Formation of the Cu^II–Phenoxyl Radical by Reaction of O₂ with a Cu^II–Phenolate Complex via the Cu^I–Phenoxyl Radical

Reaction of Cu(ClO₄)₂⋅6 H₂O with a tripodal 2N2O ligand, H₂Me₂NL, having a p-(dimethylamino)phenol moiety, in CH₂Cl₂/MeOH (1:1 v/v) under basic conditions under an inert gas atmosphere gave [Cu(Me₂NL)(H₂O)] (1). The same reaction carried out under aerobic conditions gave [Cu(Me₂NL)(MeOH)]ClO₄ (2), which could be obtained also from the isolated complex 1 by reaction with O₂ in CH₂Cl₂/MeOH. The X-ray crystal structures of 1 and 2 revealed similar square-pyramidal structures, but 2 showed the (dimethylamino)phenoxyl radical features. Complex 1 exhibits characteristic Cu^II EPR signals of the d _x²-y² ground state in CH₂Cl₂/MeOH at 77 K, whereas 2 is EPR-silent.
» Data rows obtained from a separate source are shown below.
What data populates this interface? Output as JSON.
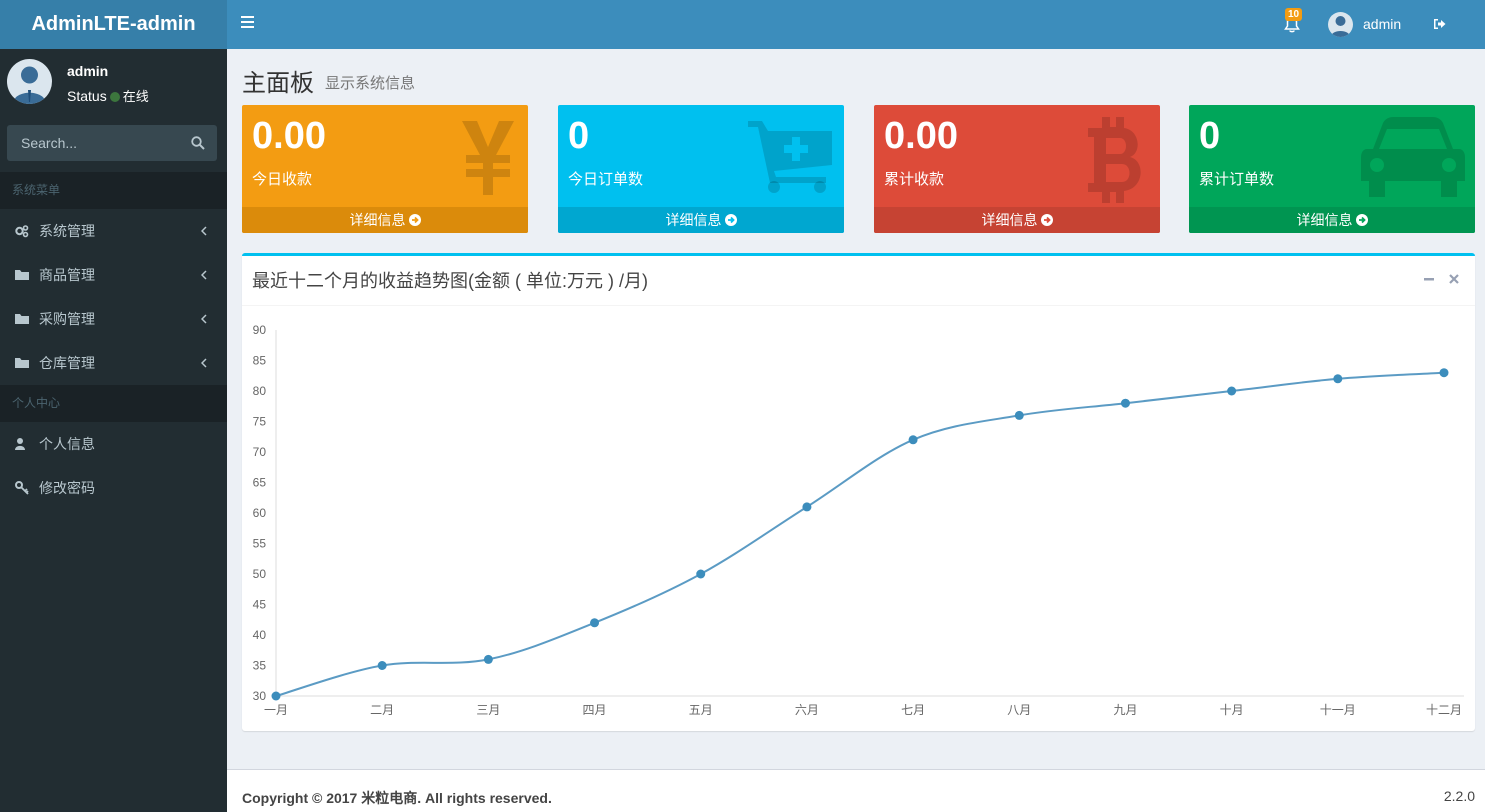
{
  "brand": "AdminLTE-admin",
  "topbar": {
    "notifications_count": "10",
    "user_name": "admin"
  },
  "sidebar": {
    "user_name": "admin",
    "status_label": "Status",
    "status_value": "在线",
    "search_placeholder": "Search...",
    "section1": "系统菜单",
    "items1": [
      "系统管理",
      "商品管理",
      "采购管理",
      "仓库管理"
    ],
    "section2": "个人中心",
    "items2": [
      "个人信息",
      "修改密码"
    ]
  },
  "page": {
    "title": "主面板",
    "subtitle": "显示系统信息"
  },
  "stats": [
    {
      "value": "0.00",
      "label": "今日收款",
      "link": "详细信息",
      "color": "#f39c12",
      "footer_color": "#db8b0b",
      "icon": "yen-icon"
    },
    {
      "value": "0",
      "label": "今日订单数",
      "link": "详细信息",
      "color": "#00c0ef",
      "footer_color": "#00a7d0",
      "icon": "cart-icon"
    },
    {
      "value": "0.00",
      "label": "累计收款",
      "link": "详细信息",
      "color": "#dd4b39",
      "footer_color": "#c64333",
      "icon": "bitcoin-icon"
    },
    {
      "value": "0",
      "label": "累计订单数",
      "link": "详细信息",
      "color": "#00a65a",
      "footer_color": "#009551",
      "icon": "car-icon"
    }
  ],
  "chart_box": {
    "title": "最近十二个月的收益趋势图(金额 ( 单位:万元 ) /月)"
  },
  "chart_data": {
    "type": "line",
    "categories": [
      "一月",
      "二月",
      "三月",
      "四月",
      "五月",
      "六月",
      "七月",
      "八月",
      "九月",
      "十月",
      "十一月",
      "十二月"
    ],
    "values": [
      30,
      35,
      36,
      42,
      50,
      61,
      72,
      76,
      78,
      80,
      82,
      83
    ],
    "ylim": [
      30,
      90
    ],
    "yticks": [
      30,
      35,
      40,
      45,
      50,
      55,
      60,
      65,
      70,
      75,
      80,
      85,
      90
    ],
    "line_color": "#5b9bc4",
    "point_color": "#3c8dbc"
  },
  "footer": {
    "copyright": "Copyright © 2017 米粒电商. All rights reserved.",
    "version": "2.2.0"
  }
}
The EPR and X-ray absorption fine structure (XAFS) results suggest that 2 is assigned to the Cu^II–(dimethylamino)phenoxyl radical. However, complex 1 showed different features in the absence of MeOH. The EPR spectrum of the CH₂Cl₂ solution of 1 exhibits distortion from the d_x²-y² ground state and a temperature-dependent equilibrium between the Cu^II–(dimethylamino)phenolate and the Cu^I–(dimethylamino)phenoxyl radical. From these results, Cu^II–phenoxyl radical complex 2 is concluded to be formed by the reaction of 1 with O₂ via the Cu^I–phenoxyl radical species.